Define your why: Every pastor needs a minimum of three biblical and three practical reasons to do a residency. These become the passionate plea, calling and underpinning reasons for why we are raising up laborers. If we do not define why we are doing it, then we will not have the strength to keep it up long term. For me, the simplest “why” to doing a residency is that Jesus told us to pray for more laborers and He displayed to us how to raise them up. We do not have enough ready laborers to do the work needed in every region across North America. Might we pray and work to see more raised up within our churches! Define your why.
Define your content: When you launch your residency, what are you going to give to a resident?
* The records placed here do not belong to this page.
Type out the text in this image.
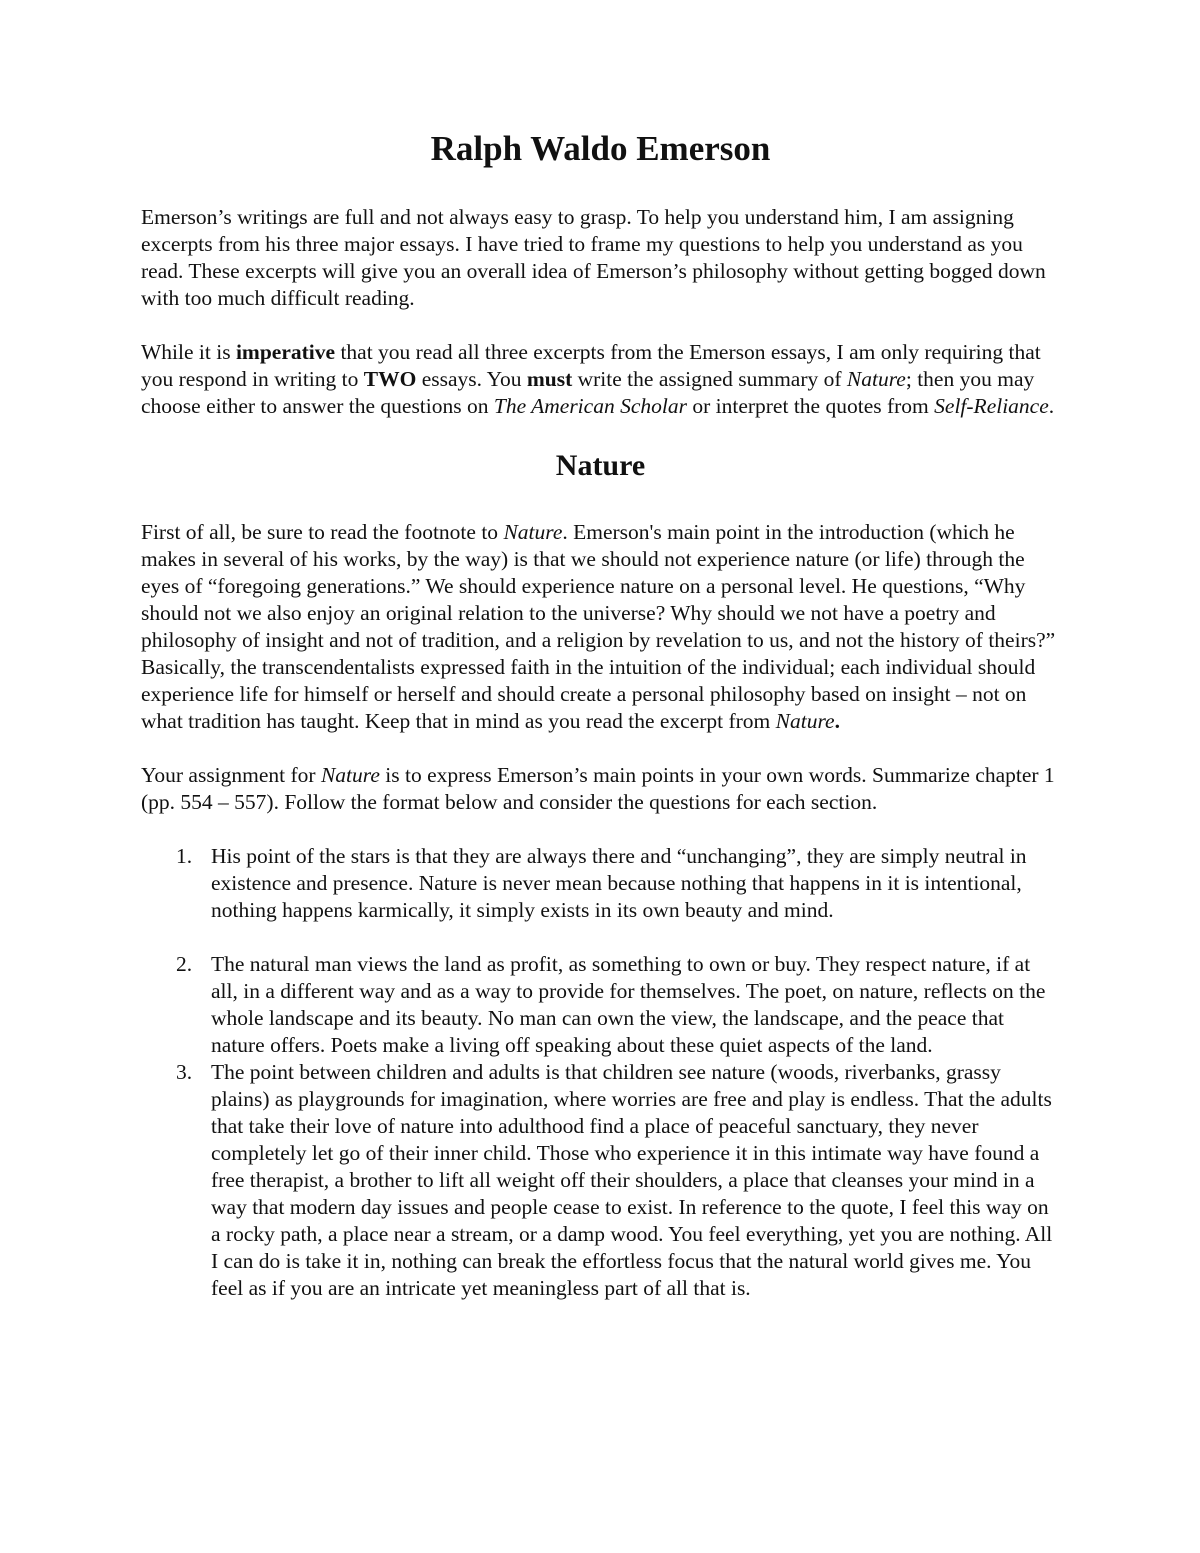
Ralph Waldo Emerson

Emerson’s writings are full and not always easy to grasp. To help you understand him, I am assigning excerpts from his three major essays. I have tried to frame my questions to help you understand as you read. These excerpts will give you an overall idea of Emerson’s philosophy without getting bogged down with too much difficult reading.

While it is imperative that you read all three excerpts from the Emerson essays, I am only requiring that you respond in writing to TWO essays. You must write the assigned summary of Nature; then you may choose either to answer the questions on The American Scholar or interpret the quotes from Self-Reliance.

Nature

First of all, be sure to read the footnote to Nature. Emerson's main point in the introduction (which he makes in several of his works, by the way) is that we should not experience nature (or life) through the eyes of “foregoing generations.” We should experience nature on a personal level. He questions, “Why should not we also enjoy an original relation to the universe? Why should we not have a poetry and philosophy of insight and not of tradition, and a religion by revelation to us, and not the history of theirs?” Basically, the transcendentalists expressed faith in the intuition of the individual; each individual should experience life for himself or herself and should create a personal philosophy based on insight – not on what tradition has taught. Keep that in mind as you read the excerpt from Nature.

Your assignment for Nature is to express Emerson’s main points in your own words. Summarize chapter 1 (pp. 554 – 557). Follow the format below and consider the questions for each section.

1. His point of the stars is that they are always there and “unchanging”, they are simply neutral in existence and presence. Nature is never mean because nothing that happens in it is intentional, nothing happens karmically, it simply exists in its own beauty and mind.
2. The natural man views the land as profit, as something to own or buy. They respect nature, if at all, in a different way and as a way to provide for themselves. The poet, on nature, reflects on the whole landscape and its beauty. No man can own the view, the landscape, and the peace that nature offers. Poets make a living off speaking about these quiet aspects of the land.
3. The point between children and adults is that children see nature (woods, riverbanks, grassy plains) as playgrounds for imagination, where worries are free and play is endless. That the adults that take their love of nature into adulthood find a place of peaceful sanctuary, they never completely let go of their inner child. Those who experience it in this intimate way have found a free therapist, a brother to lift all weight off their shoulders, a place that cleanses your mind in a way that modern day issues and people cease to exist. In reference to the quote, I feel this way on a rocky path, a place near a stream, or a damp wood. You feel everything, yet you are nothing. All I can do is take it in, nothing can break the effortless focus that the natural world gives me. You feel as if you are an intricate yet meaningless part of all that is.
This is where the substance of your residency will be developed. Consider the following three questions to help you unearth specifically what you want to do in your residency.
1. What did Jesus do?
Jesus dedicated three years of His ministry to this task, and He had a unique approach. Brainstorm through His ministry: What stands out about the way He approached the disciples? What were His training methods? What environments did He create? Examine the Gospels and you’ll see how Jesus developed people. Might our residencies reflect Christ and how He developed others! Build your residency to reflect His methods.
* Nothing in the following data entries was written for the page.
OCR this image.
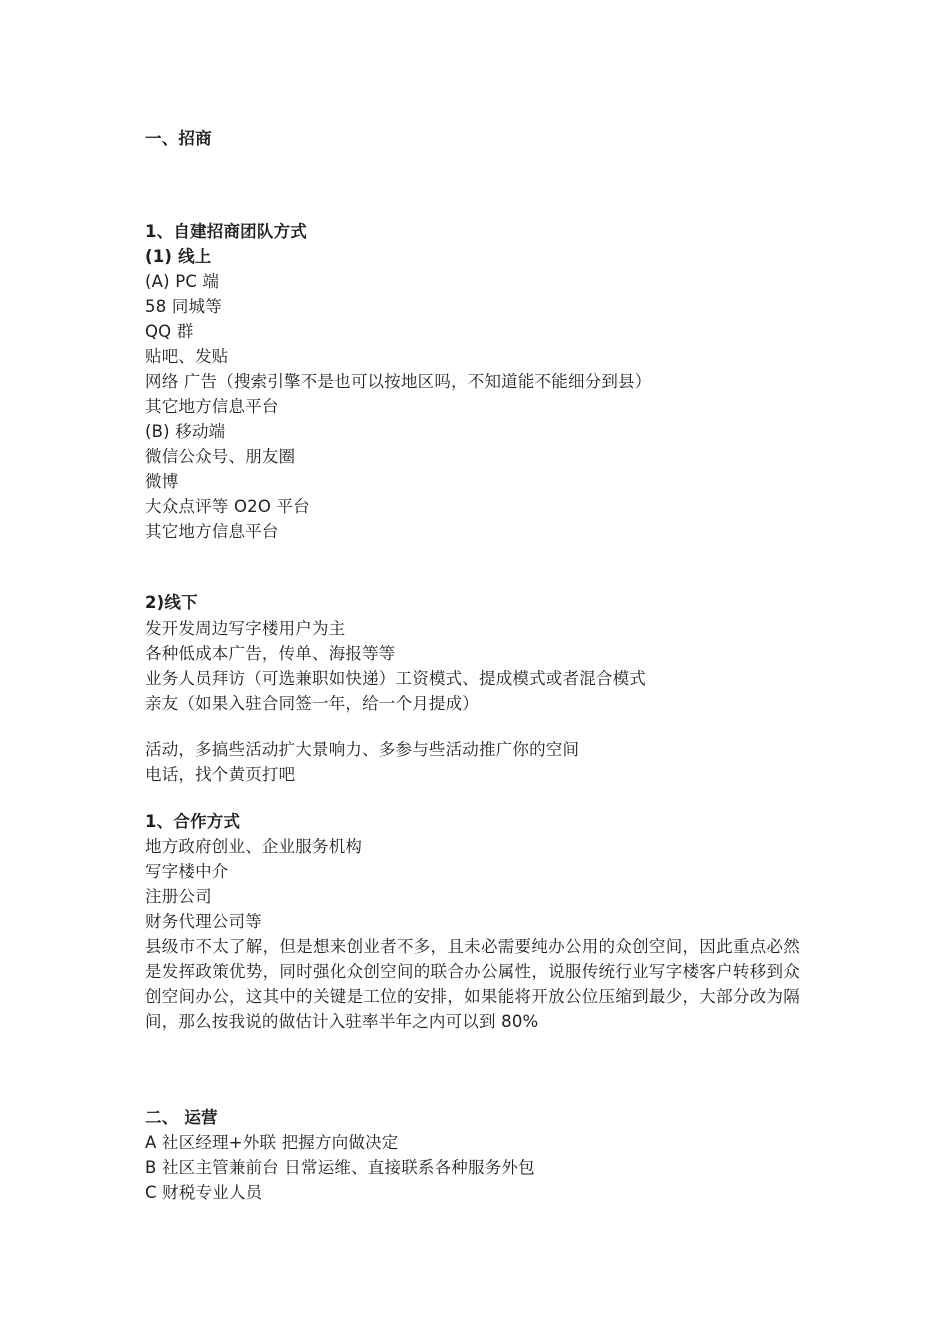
一、招商
1、自建招商团队方式
(1) 线上
(A) PC 端
58 同城等
QQ 群
贴吧、发贴
网络 广告（搜索引擎不是也可以按地区吗，不知道能不能细分到县）
其它地方信息平台
(B) 移动端
微信公众号、朋友圈
微博
大众点评等 O2O 平台
其它地方信息平台
2)线下
发开发周边写字楼用户为主
各种低成本广告，传单、海报等等
业务人员拜访（可选兼职如快递）工资模式、提成模式或者混合模式
亲友（如果入驻合同签一年，给一个月提成）
活动，多搞些活动扩大景响力、多参与些活动推广你的空间
电话，找个黄页打吧
1、合作方式
地方政府创业、企业服务机构
写字楼中介
注册公司
财务代理公司等
县级市不太了解，但是想来创业者不多，且未必需要纯办公用的众创空间，因此重点必然是发挥政策优势，同时强化众创空间的联合办公属性，说服传统行业写字楼客户转移到众创空间办公，这其中的关键是工位的安排，如果能将开放公位压缩到最少，大部分改为隔间，那么按我说的做估计入驻率半年之内可以到 80%
二、 运营
A 社区经理+外联 把握方向做决定
B 社区主管兼前台 日常运维、直接联系各种服务外包
C 财税专业人员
2. How were you developed?
Reflect on four core development environments that have shaped you: people, responsibilities, books and experiences. The best thing we give away to residents is what we have been given. Paul told his disciple Timothy to “guard the good deposit that has been entrusted to you.” In the same way, consider the “good deposit” given to you. Who were the top three men who invested in you and how did they do it? What were the responsibilities that stretched you to become who you are? What books shaped how you approach ministry? What experiences shaped your worldview and ministry practice? Our development is bigger than classrooms but nonetheless has specific learning environments. A resident learns in these practical ways; time shoulder-to-shoulder with you, giving responsibility that will stretch them, reading transformative books and providing practical experiences. Build your residency to give away what you have been given.
3. What does your church uniquely offer?
Every church has a unique role in seeing the gospel impact the culture of its region. What are the core values, convictions and practices that you deeply believe in and want reproduced in another ministry? Be intentional about how your church’s own uniqueness ought to be reflected in your residency. Your church has something to offer, let your theological, Christological, missiological and ecclesiological approaches impact your residents.
You have everything you need in you and in your church to build a residency. Reverse engineer it. Build a simple one-page syllabus that will define what a resident is. Why do you want to do a residency? How will it reflect Christ’s methods? How and what will you give away out of what you’ve been given? How will your church give away who it is?
Make sure your residency syllabus creates a common learning pathway, environments for learning, a shared life experience and a commitment to loving candor. I love how Clint Clifton breaks it down: “A residency is very simple. It is one man giving away what God has given him, in its most basic form.”
Pastors across North America are taking up the mantle of developing the next generation of leaders and sending out laborers into the harvest. Join the movement, build a residency and watch God bear lasting fruit from your life that cascades upon the landscape of our world for the glory of God!